Я знаю, что легенда Виктора о загубленном таланте кое-кому нравилась. Как ни странно, она нравилась и некоторым начальникам, и они тянули Виктора по служебной лестнице: пытались компенсировать одно другим. Виктор это знал и даже тонко этим пользовался. Может, действительно повседневная суета поглощала всю его творческую энергию, но меня просто бесило, когда он в собственном безделии винил не самого себя, а кого-то.

С годами во мне укрепилась вера, что вся эта болтология с загубленным талантом нужна Виктору для того, чтобы быть отличимым от других. Может, это была элементарная спекуляция на душевности людей?

Юра сначала тоже возился у костра, а когда отошел к лодке, Саша зашептал мне:

— Помнишь, ты рассказывал о чукотской учительнице, которая после университета боялась появляться в тех местах, где, по преданию, якобы обитали злые духи? Я ведь тогда тебе не поверил, думал, что сочинил. Юра только что расспрашивал про загробный мир. Он верит в него и говорит, мол, чуть-чуть не ушел туда, когда его обидели. Представляешь?!

Я все представлял, но теперь уж мне не верилось, что Юра, наш спутник, молодой парень, года три назад закончивший десятилетку, мог верить в загробный мир. Недоверие мое, как выяснилось позже, оправдалось. Я не исключал возможности, что кто-то из молодых чукчей глубоко верует в загробную жизнь, но с Юрой было другое, я просто чувствовал здесь что-то неладное.

День опять пролетел так стремительно и незаметно для меня, что, увидев закат, я поразился. Стало быстро, заметно темнеть. Озеро, подернутое еще розовой рябью, казалось сумрачным и настороженным.

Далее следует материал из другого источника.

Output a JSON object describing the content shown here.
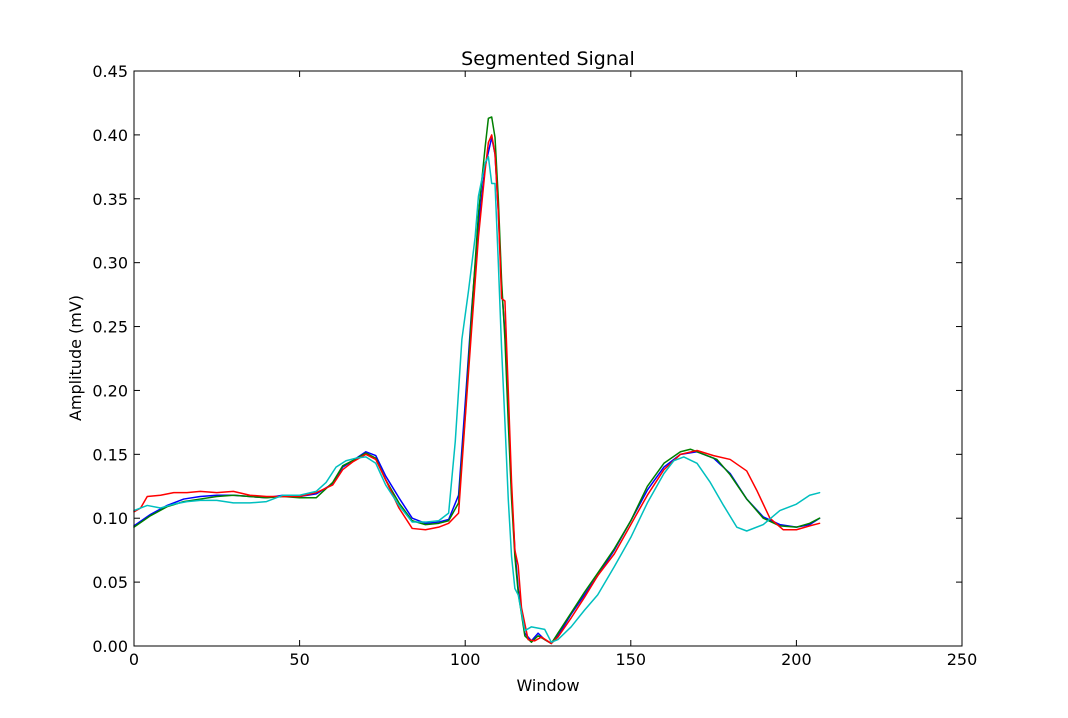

Мы стали собираться в обратный путь. Возясь у лодки, я посмотрел на горизонт и увидел длинную, отчетливо выделяющуюся полосу земли. Она была синей и над ней повис темно-алый жгут облака.

— Что это? — спросил я у Юры.

— Остров.

— Остров? Почему мы его днем не видели?

— Видели, только он был плохо заметен.

— Как же называется?

— Без названия. Там брусники растет много: земля от нее красная.

— Как брусника по-чукотски? — спросил Саша.

— Вэривыгьын.

— Тогда назовем его остров Вэривыгьилир — остров Брусничный.

— Вот мы и выполнили свою «великую миссию», — сказал я… — Дать название целому острову, разве этого мало?

Солнце зашло за горизонт, вода в озере стала темной. На небе появились первые звезды.

На лодке мы отошли километра на три от берега, когда полетела шпонка у одного из моторов. Юра долго возился с ней, сделал; мы прошли еще с километр, шпонка опять полетела. Мотор не заводился долго, мы шли на одном, потом и он заглох.

Все было проверено: свечи, поступление горючего, но моторы молчали.

Стало совсем темно, лодку сильно качало и захлестывало водой. Но страшно почему-то не было, хотя мы понимали, что наша поездка может окончиться трагически.

Потом один из моторов все-таки завелся, и лодка медленно поползла в кромешной тьме. В озере плавали пустые железные бочки, топляки — наткнешься и неминуемо…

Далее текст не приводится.